Nas palavras de um entusiasta da informatização, Pierre Lévy (1995):
Aqui, cabe introduzir uma distinção capital entre possível e virtual que Gilles Deleuze trouxe à luz em “Diferença e Repetição”. O possível já está todo constituído, mas permanece no limbo. O possível se realizará sem que nada mude em sua determinação nem em sua natureza. É um real fantasmático, latente. O possível é exatamente como o real: só lhe falta a existência. A realização de um possível não é uma criação, no sentido pleno do termo, pois a criação implica também a produção inovadora de uma ideia ou de uma forma. A diferença entre possível e real é, portanto, puramente lógica.
Já o virtual não se opõe ao real, mas sim ao atual. Contrariamente ao possível, estático e já constituído, o virtual é como o complexo problemático, o nó de tendências ou de forças que acompanha uma situação, um acontecimento, um objeto ou uma entidade qualquer, e que chama um processo de resolução: a atualização. Esse complexo problemático pertence à entidade considerada e constitui inclusive uma de suas dimensões maiores. O problema da semente, por exemplo, é fazer brotar uma árvore. A semente “é” esse problema, mesmo que não seja somente isso. Isto significa que ela “conhece” exatamente a forma da árvore que expandirá finalmente sua folhagem acima dela. A partir das coerções que lhe são próprias, deverá inventá-la, co-produzi-la com as circunstâncias que encontrar.

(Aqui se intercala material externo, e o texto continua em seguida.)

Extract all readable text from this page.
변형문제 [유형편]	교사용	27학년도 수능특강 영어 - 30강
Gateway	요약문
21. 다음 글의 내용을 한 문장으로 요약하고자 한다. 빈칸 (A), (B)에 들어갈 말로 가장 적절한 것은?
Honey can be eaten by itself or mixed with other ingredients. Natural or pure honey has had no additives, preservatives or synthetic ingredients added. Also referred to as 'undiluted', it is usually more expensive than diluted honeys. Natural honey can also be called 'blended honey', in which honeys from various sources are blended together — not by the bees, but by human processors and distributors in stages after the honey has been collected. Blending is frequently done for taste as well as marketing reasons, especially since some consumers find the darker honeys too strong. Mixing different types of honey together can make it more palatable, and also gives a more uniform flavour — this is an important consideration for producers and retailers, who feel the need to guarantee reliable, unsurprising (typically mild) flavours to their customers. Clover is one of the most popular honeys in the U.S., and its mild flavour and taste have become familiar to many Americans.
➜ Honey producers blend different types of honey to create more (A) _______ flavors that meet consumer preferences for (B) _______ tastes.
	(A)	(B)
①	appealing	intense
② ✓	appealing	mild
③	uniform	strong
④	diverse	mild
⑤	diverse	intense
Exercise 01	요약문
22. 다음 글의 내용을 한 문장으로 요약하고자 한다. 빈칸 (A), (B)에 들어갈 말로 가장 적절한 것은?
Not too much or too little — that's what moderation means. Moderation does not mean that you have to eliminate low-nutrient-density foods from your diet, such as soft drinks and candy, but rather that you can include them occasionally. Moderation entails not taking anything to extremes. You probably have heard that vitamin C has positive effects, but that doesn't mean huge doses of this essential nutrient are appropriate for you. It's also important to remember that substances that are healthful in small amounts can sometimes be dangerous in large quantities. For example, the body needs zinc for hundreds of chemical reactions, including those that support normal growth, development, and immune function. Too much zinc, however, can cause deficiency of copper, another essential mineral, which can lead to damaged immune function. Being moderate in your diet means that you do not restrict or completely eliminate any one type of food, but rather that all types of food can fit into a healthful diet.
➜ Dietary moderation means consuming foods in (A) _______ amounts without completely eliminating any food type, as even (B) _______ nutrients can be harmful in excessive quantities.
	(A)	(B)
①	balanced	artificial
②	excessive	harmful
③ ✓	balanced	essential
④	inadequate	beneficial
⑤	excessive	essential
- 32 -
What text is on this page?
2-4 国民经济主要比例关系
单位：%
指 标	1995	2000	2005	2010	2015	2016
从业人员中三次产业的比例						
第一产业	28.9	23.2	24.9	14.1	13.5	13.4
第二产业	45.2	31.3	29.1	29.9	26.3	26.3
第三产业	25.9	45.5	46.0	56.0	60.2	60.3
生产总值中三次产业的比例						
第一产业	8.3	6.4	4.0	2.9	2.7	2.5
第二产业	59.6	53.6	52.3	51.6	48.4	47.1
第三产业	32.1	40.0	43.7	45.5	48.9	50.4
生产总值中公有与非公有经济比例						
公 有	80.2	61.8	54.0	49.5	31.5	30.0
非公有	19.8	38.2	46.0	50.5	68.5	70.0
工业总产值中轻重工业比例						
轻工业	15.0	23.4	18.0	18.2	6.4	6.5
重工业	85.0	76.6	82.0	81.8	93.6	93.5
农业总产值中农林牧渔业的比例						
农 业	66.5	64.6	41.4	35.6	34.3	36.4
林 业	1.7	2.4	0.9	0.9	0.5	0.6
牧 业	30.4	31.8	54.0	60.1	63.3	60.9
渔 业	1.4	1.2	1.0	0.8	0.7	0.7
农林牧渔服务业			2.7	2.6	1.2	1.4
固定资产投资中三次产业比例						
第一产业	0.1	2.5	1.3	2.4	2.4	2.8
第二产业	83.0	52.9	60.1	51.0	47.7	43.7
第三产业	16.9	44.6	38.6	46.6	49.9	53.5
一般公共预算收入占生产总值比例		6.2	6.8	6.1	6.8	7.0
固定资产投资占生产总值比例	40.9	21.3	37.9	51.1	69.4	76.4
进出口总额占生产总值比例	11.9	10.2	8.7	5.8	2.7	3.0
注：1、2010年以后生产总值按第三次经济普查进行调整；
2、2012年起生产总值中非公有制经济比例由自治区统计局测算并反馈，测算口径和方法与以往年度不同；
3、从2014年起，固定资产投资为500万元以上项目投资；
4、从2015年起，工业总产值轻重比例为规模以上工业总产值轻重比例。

Por um lado, a entidade carrega e produz suas virtualidades: um acontecimento, por exemplo, reorganiza uma problemática anterior e é suscetível de receber interpretações variadas. Por outro lado, o virtual constitui a entidade: as virtualidades inerentes a um ser, sua problemática, o nó de tensões, de coerções e de projetos que o animam, as questões que o movem, são uma parte essencial de sua determinação. (Lévy, 1995, pág. 16)
Esta definição da virtualidade torna evidente uma dependência da informática, de dois vetores maiores atuando na Modernidade: lógica e ciência. A primeira se apresenta de pronto quando Lévy toma como referência para uma definição do virtual, a afirmação feita por Deleuze, de que a diferença entre possível e real é puramente lógica1). Quanto ao método da ciência, inerente à linguagem desta reflexão de Lévy, vê-se logo pela declaração, repisada várias vezes de: um problema, uma problemática, uma resolução, que parece estar imanente às coisas, ou seja, a confissão de um olhar que só a ciência dispensa às coisas; um olhar onde não cabe o que Silesius diz: “a rosa é sem porque…”.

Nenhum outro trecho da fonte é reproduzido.